The varieties that are appealing to me at the moment are the reds and variegateds, but I'm not sure either are suitable for someone who has only kept 3 pet mice before let alone bred or shown them!
Any advice is greatly welcomed, I want to take my time, absorb information and make the right decision at the end of it!

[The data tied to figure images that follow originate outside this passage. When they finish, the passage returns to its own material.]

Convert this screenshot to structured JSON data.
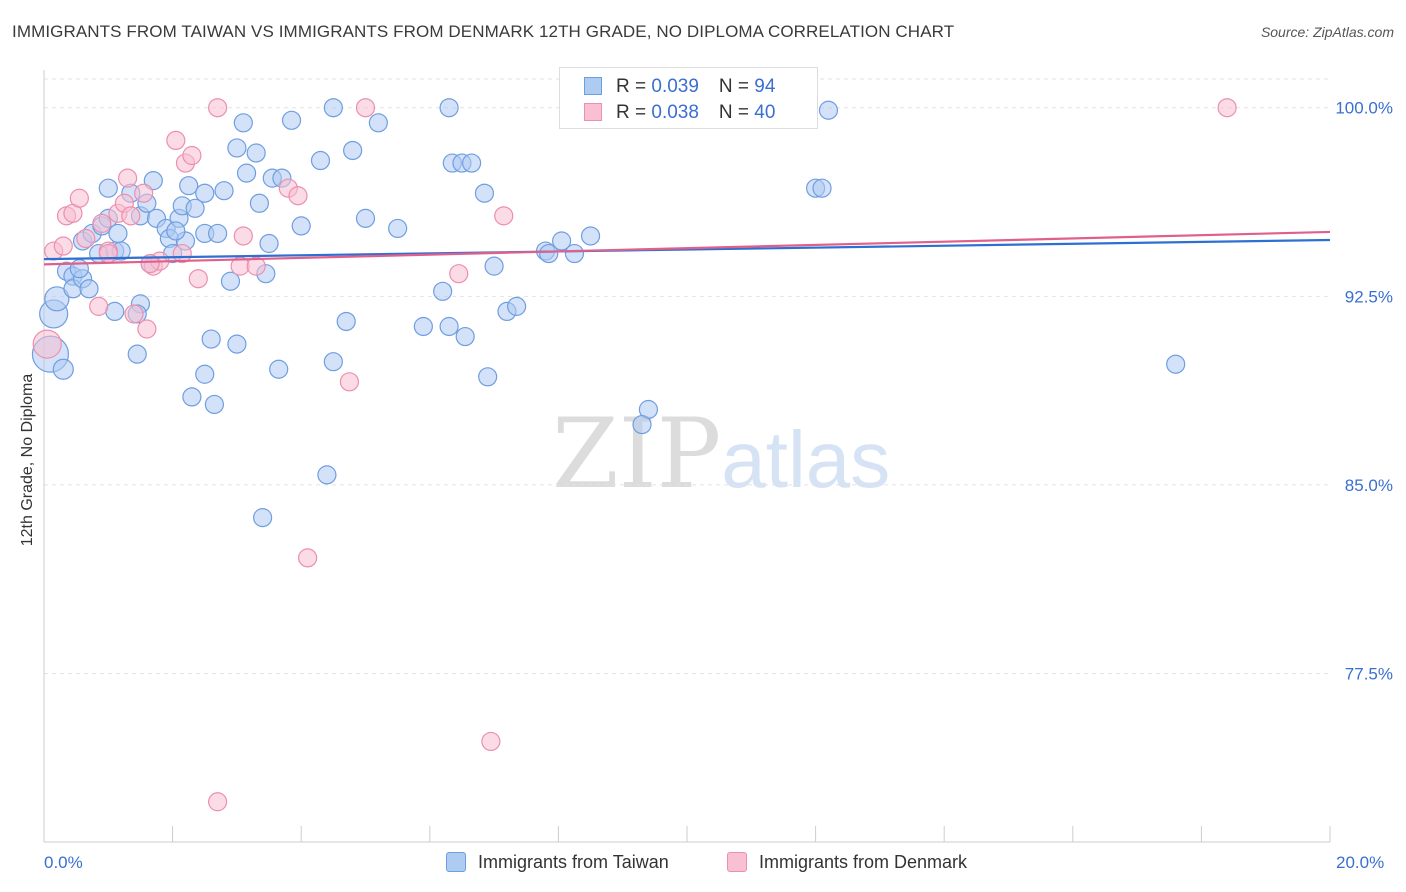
{
  "header": {
    "title": "IMMIGRANTS FROM TAIWAN VS IMMIGRANTS FROM DENMARK 12TH GRADE, NO DIPLOMA CORRELATION CHART",
    "source": "Source: ZipAtlas.com"
  },
  "watermark": {
    "zip": "ZIP",
    "atlas": "atlas"
  },
  "legend": {
    "rows": [
      {
        "r_label": "R = ",
        "r_value": "0.039",
        "n_label": "N = ",
        "n_value": "94"
      },
      {
        "r_label": "R = ",
        "r_value": "0.038",
        "n_label": "N = ",
        "n_value": "40"
      }
    ]
  },
  "chart_data": {
    "type": "scatter",
    "title": "IMMIGRANTS FROM TAIWAN VS IMMIGRANTS FROM DENMARK 12TH GRADE, NO DIPLOMA CORRELATION CHART",
    "xlabel": "",
    "ylabel": "12th Grade, No Diploma",
    "xlim": [
      0,
      20
    ],
    "ylim": [
      70.8,
      101.5
    ],
    "x_tick_labels": [
      "0.0%",
      "20.0%"
    ],
    "y_ticks": [
      77.5,
      85.0,
      92.5,
      100.0
    ],
    "y_tick_labels": [
      "77.5%",
      "85.0%",
      "92.5%",
      "100.0%"
    ],
    "colors": {
      "taiwan_fill": "#aecbf2",
      "taiwan_stroke": "#6f9ee0",
      "taiwan_line": "#2f6fd1",
      "denmark_fill": "#f8c0d2",
      "denmark_stroke": "#ec8fae",
      "denmark_line": "#e0608c",
      "axis_text": "#3a6fd0"
    },
    "series": [
      {
        "name": "Immigrants from Taiwan",
        "R": 0.039,
        "N": 94,
        "trend": {
          "x": [
            0,
            20
          ],
          "y": [
            93.98,
            94.74
          ]
        },
        "points": [
          [
            0.1,
            90.2,
            18
          ],
          [
            0.15,
            91.8,
            14
          ],
          [
            0.2,
            92.4,
            12
          ],
          [
            0.3,
            89.6,
            10
          ],
          [
            0.35,
            93.5,
            9
          ],
          [
            0.45,
            93.3,
            9
          ],
          [
            0.45,
            92.8,
            9
          ],
          [
            0.6,
            93.2,
            9
          ],
          [
            0.7,
            92.8,
            9
          ],
          [
            0.6,
            94.7,
            9
          ],
          [
            0.75,
            95.0,
            9
          ],
          [
            0.9,
            95.3,
            9
          ],
          [
            1.0,
            95.6,
            9
          ],
          [
            1.15,
            95.0,
            9
          ],
          [
            1.1,
            94.3,
            9
          ],
          [
            1.2,
            94.3,
            9
          ],
          [
            1.0,
            96.8,
            9
          ],
          [
            1.35,
            96.6,
            9
          ],
          [
            1.5,
            95.7,
            9
          ],
          [
            1.6,
            96.2,
            9
          ],
          [
            1.7,
            97.1,
            9
          ],
          [
            1.75,
            95.6,
            9
          ],
          [
            1.9,
            95.2,
            9
          ],
          [
            1.95,
            94.8,
            9
          ],
          [
            2.0,
            94.2,
            9
          ],
          [
            2.1,
            95.6,
            9
          ],
          [
            2.15,
            96.1,
            9
          ],
          [
            2.2,
            94.7,
            9
          ],
          [
            2.25,
            96.9,
            9
          ],
          [
            2.35,
            96.0,
            9
          ],
          [
            2.5,
            95.0,
            9
          ],
          [
            2.5,
            96.6,
            9
          ],
          [
            2.7,
            95.0,
            9
          ],
          [
            2.8,
            96.7,
            9
          ],
          [
            2.9,
            93.1,
            9
          ],
          [
            3.0,
            98.4,
            9
          ],
          [
            3.1,
            99.4,
            9
          ],
          [
            3.15,
            97.4,
            9
          ],
          [
            3.3,
            98.2,
            9
          ],
          [
            3.35,
            96.2,
            9
          ],
          [
            3.45,
            93.4,
            9
          ],
          [
            3.5,
            94.6,
            9
          ],
          [
            3.55,
            97.2,
            9
          ],
          [
            3.7,
            97.2,
            9
          ],
          [
            3.85,
            99.5,
            9
          ],
          [
            4.0,
            95.3,
            9
          ],
          [
            4.3,
            97.9,
            9
          ],
          [
            4.5,
            100.0,
            9
          ],
          [
            4.8,
            98.3,
            9
          ],
          [
            5.0,
            95.6,
            9
          ],
          [
            5.2,
            99.4,
            9
          ],
          [
            5.5,
            95.2,
            9
          ],
          [
            1.5,
            92.2,
            9
          ],
          [
            1.1,
            91.9,
            9
          ],
          [
            1.45,
            91.8,
            9
          ],
          [
            1.45,
            90.2,
            9
          ],
          [
            2.6,
            90.8,
            9
          ],
          [
            3.0,
            90.6,
            9
          ],
          [
            2.5,
            89.4,
            9
          ],
          [
            2.3,
            88.5,
            9
          ],
          [
            2.65,
            88.2,
            9
          ],
          [
            3.65,
            89.6,
            9
          ],
          [
            4.5,
            89.9,
            9
          ],
          [
            4.7,
            91.5,
            9
          ],
          [
            5.9,
            91.3,
            9
          ],
          [
            6.2,
            92.7,
            9
          ],
          [
            6.3,
            91.3,
            9
          ],
          [
            6.55,
            90.9,
            9
          ],
          [
            6.9,
            89.3,
            9
          ],
          [
            7.0,
            93.7,
            9
          ],
          [
            7.2,
            91.9,
            9
          ],
          [
            7.35,
            92.1,
            9
          ],
          [
            6.3,
            100.0,
            9
          ],
          [
            6.35,
            97.8,
            9
          ],
          [
            6.5,
            97.8,
            9
          ],
          [
            6.65,
            97.8,
            9
          ],
          [
            6.85,
            96.6,
            9
          ],
          [
            7.8,
            94.3,
            9
          ],
          [
            7.85,
            94.2,
            9
          ],
          [
            8.05,
            94.7,
            9
          ],
          [
            8.25,
            94.2,
            9
          ],
          [
            8.5,
            94.9,
            9
          ],
          [
            9.4,
            88.0,
            9
          ],
          [
            9.3,
            87.4,
            9
          ],
          [
            12.0,
            96.8,
            9
          ],
          [
            12.1,
            96.8,
            9
          ],
          [
            12.2,
            99.9,
            9
          ],
          [
            17.6,
            89.8,
            9
          ],
          [
            4.4,
            85.4,
            9
          ],
          [
            3.4,
            83.7,
            9
          ],
          [
            2.05,
            95.1,
            9
          ],
          [
            1.65,
            93.8,
            9
          ],
          [
            0.85,
            94.2,
            9
          ],
          [
            0.55,
            93.6,
            9
          ]
        ]
      },
      {
        "name": "Immigrants from Denmark",
        "R": 0.038,
        "N": 40,
        "trend": {
          "x": [
            0,
            20
          ],
          "y": [
            93.77,
            95.06
          ]
        },
        "points": [
          [
            0.05,
            90.6,
            14
          ],
          [
            0.15,
            94.3,
            9
          ],
          [
            0.3,
            94.5,
            9
          ],
          [
            0.35,
            95.7,
            9
          ],
          [
            0.45,
            95.8,
            9
          ],
          [
            0.55,
            96.4,
            9
          ],
          [
            0.65,
            94.8,
            9
          ],
          [
            0.9,
            95.4,
            9
          ],
          [
            1.0,
            94.3,
            9
          ],
          [
            1.15,
            95.8,
            9
          ],
          [
            1.25,
            96.2,
            9
          ],
          [
            1.3,
            97.2,
            9
          ],
          [
            1.35,
            95.7,
            9
          ],
          [
            1.55,
            96.6,
            9
          ],
          [
            1.7,
            93.7,
            9
          ],
          [
            1.8,
            93.9,
            9
          ],
          [
            2.05,
            98.7,
            9
          ],
          [
            2.15,
            94.2,
            9
          ],
          [
            2.2,
            97.8,
            9
          ],
          [
            2.3,
            98.1,
            9
          ],
          [
            2.4,
            93.2,
            9
          ],
          [
            2.7,
            100.0,
            9
          ],
          [
            3.05,
            93.7,
            9
          ],
          [
            3.1,
            94.9,
            9
          ],
          [
            3.3,
            93.7,
            9
          ],
          [
            3.8,
            96.8,
            9
          ],
          [
            3.95,
            96.5,
            9
          ],
          [
            5.0,
            100.0,
            9
          ],
          [
            6.45,
            93.4,
            9
          ],
          [
            7.15,
            95.7,
            9
          ],
          [
            0.85,
            92.1,
            9
          ],
          [
            1.4,
            91.8,
            9
          ],
          [
            1.6,
            91.2,
            9
          ],
          [
            4.75,
            89.1,
            9
          ],
          [
            4.1,
            82.1,
            9
          ],
          [
            6.95,
            74.8,
            9
          ],
          [
            2.7,
            72.4,
            9
          ],
          [
            18.4,
            100.0,
            9
          ],
          [
            1.0,
            94.2,
            9
          ],
          [
            1.65,
            93.8,
            9
          ]
        ]
      }
    ]
  },
  "bottom_legend": {
    "items": [
      {
        "label": "Immigrants from Taiwan"
      },
      {
        "label": "Immigrants from Denmark"
      }
    ]
  }
}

Off to absorb the forum lol

xemilyx


----------



## Frizzle (Oct 6, 2011)

Hi, welcome to the forum! I haven't messed with either variety, but I think I've seen a thread around here recently saying reds are a harder variety to work with. Good luck with whatever you try! So you're thinking of breeding for show?


----------



## SarahY (Nov 6, 2008)

Hello and welcome to FMB 

Have a read through this thread: http://www.fancymicebreeders.com/phpBB3/viewtopic.php?f=21&t=7744, it should give you a feel for what is involved 

And if you keep an eye on the Upcoming Shows board, that'll let you know where the shows are happening. It'd be great to see you if you pop in to see the mice and meet some breeders!


----------



## WillowDragon (Jan 7, 2009)

Hi Emily! Great to see you on here! :-D


----------



## WoodWitch (Oct 18, 2009)

Welcome emmylem 

You're thinking of joining the NMC? Great! 
There's a few members on here and some of us don't live a million miles from you if you feel like a chat or a visit etc. I'm in Leicestershire myself.

Nice to meet you xx


----------



## The Boggit keeper (Mar 5, 2010)

Hello and Welcome!


----------



## Emfa Mouse (Dec 14, 2011)

Welcome to the site


----------



## Kaz115836 (Feb 20, 2012)

Welcome and I hope you end up taking up mice breeding!


----------



## Shadowrunner (Sep 26, 2011)

Hi there. I'm a fellow convert but from birds, not other mammals.
The mouse fancy is a ton of fun and all these wonderful people on here are great teachers with 
newer owners. I hope you stick around <3


----------



## emmylem (Mar 3, 2012)

Thankyou all for such a lovely warm welcome


----------